Wednesday, November 24, 2010

Diwali

Diwali is the biggest Indian holiday and it’s a lot like Christmas in the US.  People put lights on their homes, give gifts, and hold a special prayer service the night of Diwali, which ends with lighting little clay lanterns around the house.  The traditional purpose is to attract Laxshmi, the goddess of wealth, to your home.   Fireworks are a huge part of the event as well; there don’t seem to be any laws regulative fireworks, or if there are, they’re not followed.  For about a week beforehand, people were lighting off fireworks and insanely loud firecrackers in the streets.  The night of Diwali, it was like a war zone with explosions going off everywhere on the ground and in the sky, and the air was heavy with smoke.

Our friend Devika invited us to her family’s home for Diwali, and to her friends’ place for a card party the night before.  We found out that “coming over for dinner” is different here…whereas in the US eating is one of the first things you do if you have a party that includes dinner, here it is generally the last thing on the agenda.  The night of the card party, we arrived around 9:00 but food was ordered around 10 and didn’t arrive until about an hour later, and even then most people didn’t help themselves to food until 2 am (I had gone to sleep with Oliver by that time and we didn’t come home until 4!).  The night of Diwali (Nov. 5), dinner wasn’t served until nearly 11pm and only then because we mentioned that it was late and that we needed to leave early the next morning to catch a bus. 

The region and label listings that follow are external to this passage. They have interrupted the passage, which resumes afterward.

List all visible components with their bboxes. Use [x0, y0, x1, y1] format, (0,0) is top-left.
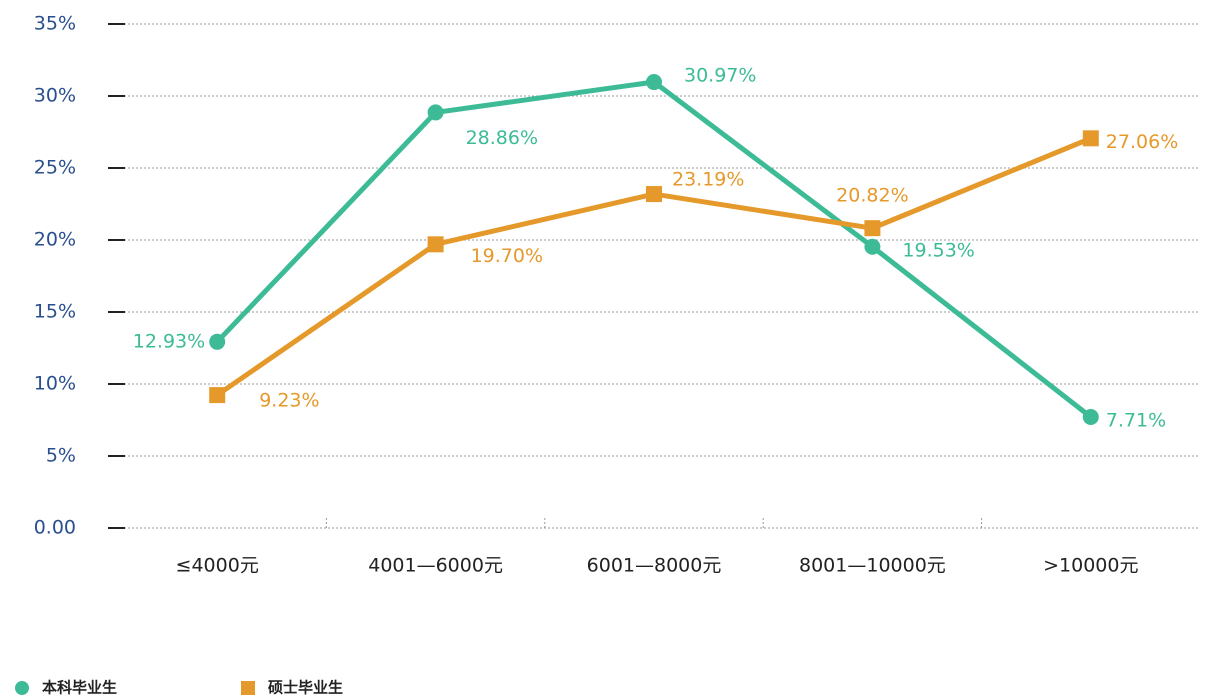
point [1082, 408, 1099, 425]
y-tick-label: 20% [34, 229, 76, 251]
y-tick-label: 15% [34, 301, 76, 323]
x-tick-label: ≤4000元 [176, 555, 259, 577]
point [1082, 130, 1099, 147]
point [209, 387, 226, 404]
point [864, 238, 881, 255]
data-label: 28.86% [466, 127, 538, 149]
data-label: 27.06% [1106, 131, 1178, 153]
y-tick-label: 30% [34, 85, 76, 107]
point [427, 236, 444, 253]
x-tick-label: 4001—6000元 [368, 555, 503, 577]
y-tick-label: 0.00 [34, 517, 76, 539]
y-tick-label: 5% [46, 445, 76, 467]
y-tick-label: 10% [34, 373, 76, 395]
legend-marker [241, 681, 255, 695]
point [646, 186, 662, 203]
data-label: 30.97% [684, 65, 756, 87]
series-line [215, 136, 1092, 398]
x-tick-label: 8001—10000元 [799, 555, 946, 577]
point [209, 333, 226, 350]
point [646, 74, 662, 91]
point [427, 104, 444, 121]
y-tick-label: 35% [34, 13, 76, 35]
point [864, 220, 881, 237]
data-label: 20.82% [836, 185, 908, 207]
legend-label: 硕士毕业生 [268, 679, 343, 695]
data-label: 9.23% [259, 390, 319, 412]
data-label: 23.19% [672, 169, 744, 191]
x-tick-label: 6001—8000元 [587, 555, 722, 577]
x-tick-label: >10000元 [1043, 555, 1138, 577]
data-label: 19.53% [902, 239, 974, 261]
data-label: 7.71% [1106, 409, 1166, 431]
legend-marker [15, 681, 29, 695]
data-label: 12.93% [133, 330, 205, 352]
y-tick-label: 25% [34, 157, 76, 179]
data-label: 19.70% [471, 245, 543, 267]
legend-label: 本科毕业生 [42, 679, 117, 695]
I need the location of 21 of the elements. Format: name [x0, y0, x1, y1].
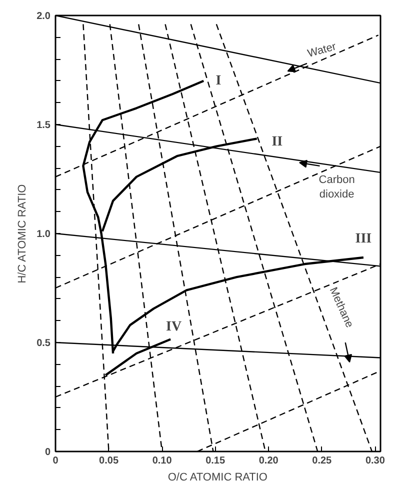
- annotation: IV: [166, 320, 182, 335]
- x-tick-label: 0.25: [312, 456, 332, 466]
- annotation: Carbon: [318, 174, 355, 186]
- x-tick-label: 0.20: [258, 456, 279, 466]
- x-tick-label: 0.15: [206, 456, 226, 466]
- y-axis-title: H/C ATOMIC RATIO: [16, 184, 29, 284]
- x-axis-title: O/C ATOMIC RATIO: [168, 472, 268, 484]
- annotation: II: [272, 134, 283, 150]
- annotation: Water: [306, 40, 338, 60]
- y-tick-label: 1.5: [36, 120, 51, 131]
- annotation: III: [355, 231, 372, 246]
- annotation: dioxide: [319, 188, 354, 200]
- x-tick-label: 0: [52, 456, 59, 466]
- y-tick-label: 2.0: [36, 11, 51, 22]
- y-tick-label: 1.0: [36, 229, 51, 240]
- y-tick-label: 0.5: [36, 338, 51, 349]
- x-tick-label: 0.30: [365, 456, 386, 466]
- annotation: I: [216, 73, 222, 88]
- x-tick-label: 0.05: [99, 456, 119, 466]
- x-tick-label: 0.10: [152, 456, 172, 466]
- y-tick-label: 0: [44, 447, 51, 458]
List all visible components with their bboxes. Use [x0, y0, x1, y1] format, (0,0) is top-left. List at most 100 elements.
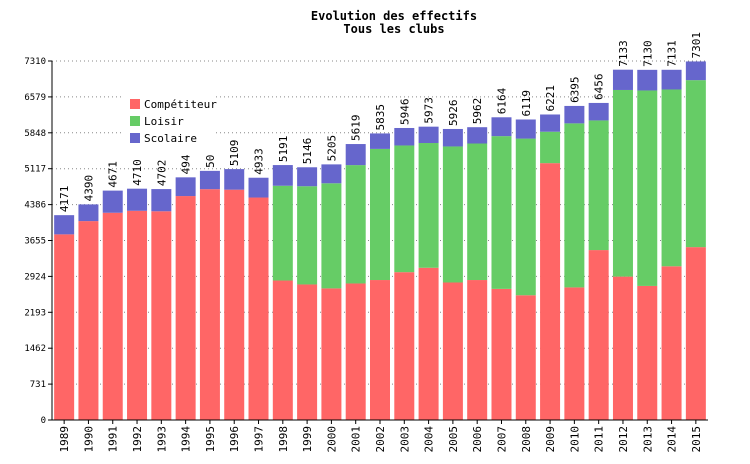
x-tick-label: 2001 [350, 426, 363, 453]
bar-segment [540, 114, 561, 132]
x-tick-label: 2012 [617, 426, 630, 453]
bars-group [54, 61, 706, 420]
bar-segment [272, 165, 293, 186]
bar-segment [370, 133, 390, 149]
bar-segment [540, 163, 561, 420]
bar-segment [127, 210, 148, 420]
legend-label: Loisir [144, 115, 184, 128]
y-tick-label: 6579 [24, 93, 46, 103]
x-tick-label: 2008 [520, 426, 533, 453]
data-label: 6456 [593, 73, 606, 100]
bar-segment [612, 89, 633, 277]
bar-segment [418, 126, 439, 144]
x-tick-label: 1990 [82, 426, 95, 453]
x-tick-label: 2007 [495, 426, 508, 453]
y-tick-label: 5117 [24, 165, 46, 175]
bar-segment [564, 287, 585, 420]
bar-segment [685, 61, 706, 81]
bar-segment [515, 138, 536, 296]
bar-segment [491, 117, 512, 137]
x-tick-label: 1994 [180, 426, 193, 453]
bar-segment [685, 80, 706, 248]
data-label: 5109 [228, 140, 241, 167]
data-label: 6164 [495, 87, 508, 114]
bar-segment [442, 128, 463, 147]
bar-segment [297, 186, 318, 285]
x-axis-ticks: 1989 1990 1991 1992 1993 1994 1995 1996 1997 1998… [58, 420, 703, 453]
legend-swatch [130, 133, 140, 143]
y-tick-label: 1462 [24, 344, 46, 354]
data-label: 7131 [666, 40, 679, 67]
bar-segment [248, 177, 269, 198]
x-tick-label: 2015 [690, 426, 703, 453]
bar-segment [102, 212, 123, 420]
bar-segment [127, 188, 148, 211]
bar-segment [491, 288, 512, 420]
bar-segment [564, 123, 585, 288]
data-label: 6221 [544, 85, 557, 112]
data-label: 4710 [131, 159, 144, 186]
y-tick-label: 5848 [24, 129, 46, 139]
bar-segment [345, 283, 366, 420]
x-tick-label: 1999 [301, 426, 314, 453]
bar-segment [78, 221, 99, 420]
legend: Compétiteur Loisir Scolaire [122, 88, 217, 154]
data-label: 6395 [568, 76, 581, 103]
bar-segment [661, 266, 682, 420]
data-label: 5835 [374, 104, 387, 131]
y-tick-label: 7310 [24, 57, 46, 67]
data-label: 7301 [690, 32, 703, 59]
x-tick-label: 1995 [204, 426, 217, 453]
bar-segment [637, 285, 658, 420]
bar-segment [345, 144, 366, 166]
x-tick-label: 2014 [666, 426, 679, 453]
data-label: 4702 [155, 160, 168, 187]
bar-segment [151, 189, 172, 212]
bar-segment [321, 288, 342, 420]
data-label: 5973 [423, 97, 436, 124]
data-label: 5191 [277, 136, 290, 163]
legend-swatch [130, 116, 140, 126]
x-tick-label: 1989 [58, 426, 71, 453]
bar-segment [661, 69, 682, 90]
bar-segment [612, 276, 633, 420]
y-tick-label: 3655 [24, 237, 46, 247]
bar-segment [418, 143, 439, 268]
bar-segment [442, 146, 463, 283]
bar-segment [515, 119, 536, 139]
y-tick-label: 0 [41, 416, 46, 426]
bar-segment [588, 102, 609, 121]
bar-segment [199, 170, 220, 190]
bar-segment [54, 215, 75, 235]
bar-segment [272, 185, 293, 281]
bar-segment [199, 189, 220, 420]
bar-segment [685, 247, 706, 420]
y-tick-label: 731 [30, 380, 46, 390]
bar-segment [467, 280, 488, 420]
data-label: 4671 [107, 161, 120, 188]
bar-segment [297, 167, 318, 187]
data-label: 4941 [180, 148, 193, 175]
bar-segment [224, 189, 245, 420]
data-label: 5146 [301, 138, 314, 165]
x-tick-label: 1991 [107, 426, 120, 453]
bar-segment [588, 250, 609, 420]
bar-segment [175, 177, 196, 197]
bar-segment [564, 105, 585, 124]
x-tick-label: 2003 [398, 426, 411, 453]
bar-segment [321, 183, 342, 289]
x-tick-label: 2004 [423, 426, 436, 453]
bar-segment [540, 131, 561, 164]
x-tick-label: 1992 [131, 426, 144, 453]
y-tick-label: 2924 [24, 272, 46, 282]
bar-segment [467, 127, 488, 144]
bar-segment [54, 234, 75, 420]
data-label: 4171 [58, 186, 71, 213]
x-tick-label: 2002 [374, 426, 387, 453]
data-label: 5205 [325, 135, 338, 162]
bar-segment [394, 127, 415, 146]
bar-segment [637, 69, 658, 91]
data-label: 4933 [253, 148, 266, 175]
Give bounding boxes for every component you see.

Other than the hunger, Diwali was a very neat experience.  Each family blesses their home with a prayer and offering.  We took our turn pouring puffed rice and sugar wafers into a bowl on the family’s altar.  Devika’s dad smeared saffron rice on everybody’s forehead, including Oliver’s.  Then he lit the main lantern on the altar, and everybody went around the house lighting the rest.  There were probably near 100 lanterns both inside and outside of their house.  The entry was decorated with paints and marigold petals.  Just like Christmas in the US, some families are very formal and some are not.  Devika’s family isn’t very formal, but it was fun to dress up anyway.  I wore my sari and Oliver wore a traditional kurta and funny pants (I forget what they are called.)